Rachel Wright never understood monogamy. As early as age 14, she remembers wanting to kiss a guy in choir while still being in a relationship with her boyfriend. "I don't understand why that's not possible," Wright said she thought.
So when she learned about non-monogamy in graduate school for psychology, she felt liberated. "People do this!" she thought. "I'm not just some deviant sexual weirdo that wants variety and enjoys sex as a hobby sometimes."
Still, it took Wright years to pursue polyamory – and an amicable divorce to create the nontraditional family she lives with today.
Wright, now a 34-year-old licensed marriage family therapist in New York, shared her story with Insider to raise awareness of polyamorous, queer relationships and the legislation – like the emergence of multi-person domestic partnership agreements – that supports them.
"These kinds of laws create a mindset shift" in communities, workplaces, and families, Diana Adams, Wright's lawyer and the executive director of the Chosen Family Law Center, told Insider. "It's a seal of approval from the government that this is something that's legitimate and should be respected."
On Wright's first date with her future husband, Kyle, they talked about their interest in non-monogamy. "But because our society is so mono-normative, I didn't really have the courage to say, 'Yes, this is what I want,' and neither did Kyle," Wright, who also identifies as bisexual, said.
Instead, the couple decided to stay together exclusively but check in frequently about potentially opening up their relationship. After nearly six years together, including a few years of marriage, they decided it was time.
The couple downloaded the Feeld app, listened to the Multiamory podcast, and started dating other people in 2018 and 2019. Around this time, Kyle also came out publicly as bisexual. "I found so much joy in watching Kyle blossom, and was feeling more and more like myself," Wright said. "It was just so fun."
Then, the COVID-19 pandemic struck, and the couple resorted to polyamorous online communities for "dates." In one early chat room, Wright met Yair Lenchner, who was in an open relationship with his wife, Ashley Giddens. "We just really clicked," Wright said.
Soon enough, Wright was flirting with Giddens, Kyle was joking with Lenchner, and all four couldn't stop texting.
At first, their dates were over Zoom. Then, the foursome met up outside in Brooklyn while maintaining six feet of distance to protect themselves from the coronavirus. "We just didn't stop talking," Wright said.
After a few months, they merged "pods" and alternated between homes and date nights. The women would have a romantic night at the Wright's apartment, for example, while the men, who are platonic, would watch movies at Lenchner and Giddens' place. Or, Kyle and Giddens would have a date night, or a triad or all four would go out.
"You know those relationships where all of a sudden you're like, 'Do we live together? Are we engaged?' It's the kind of whirlwind where it's happening, you're aware and you're consenting, but it's happening without you really pushing it," Wright said. "That's exactly how it was."
In 2021, about a year and a half after they met, the Wrights moved out of their Brooklyn apartment and into Giddens and Lenchner's upstate New York home. The "polycule" adopted a puppy and made spreadsheets organizing meals, laundry, home repairs, and who was spending which night with whom.

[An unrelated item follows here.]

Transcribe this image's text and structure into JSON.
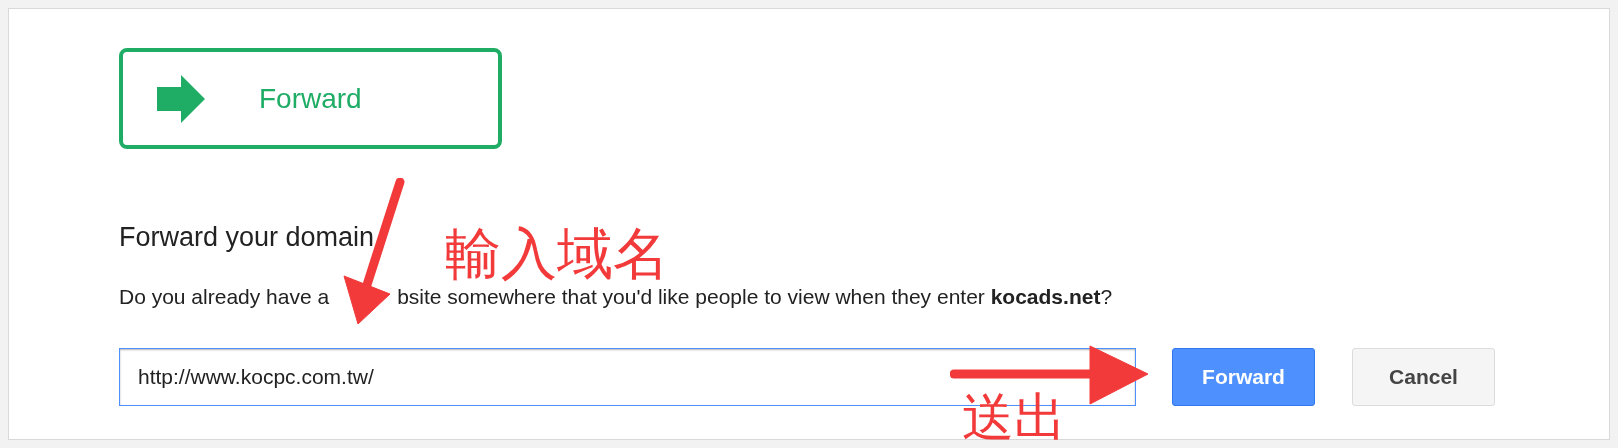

They were acting like a family of four – not two couples cohabitating or even swinging – but their legal unions didn't reflect that. Plus, the Wrights were helping to pay the mortgage, but weren't building equity.
That's when they sought the help of Adams, the lawyer, who's been on the front lines of passing multi-partner domestic partnership laws in three Massachusetts cities. There, poly families can gain protections like access to each others' health insurance or the ability to visit one another in the hospital.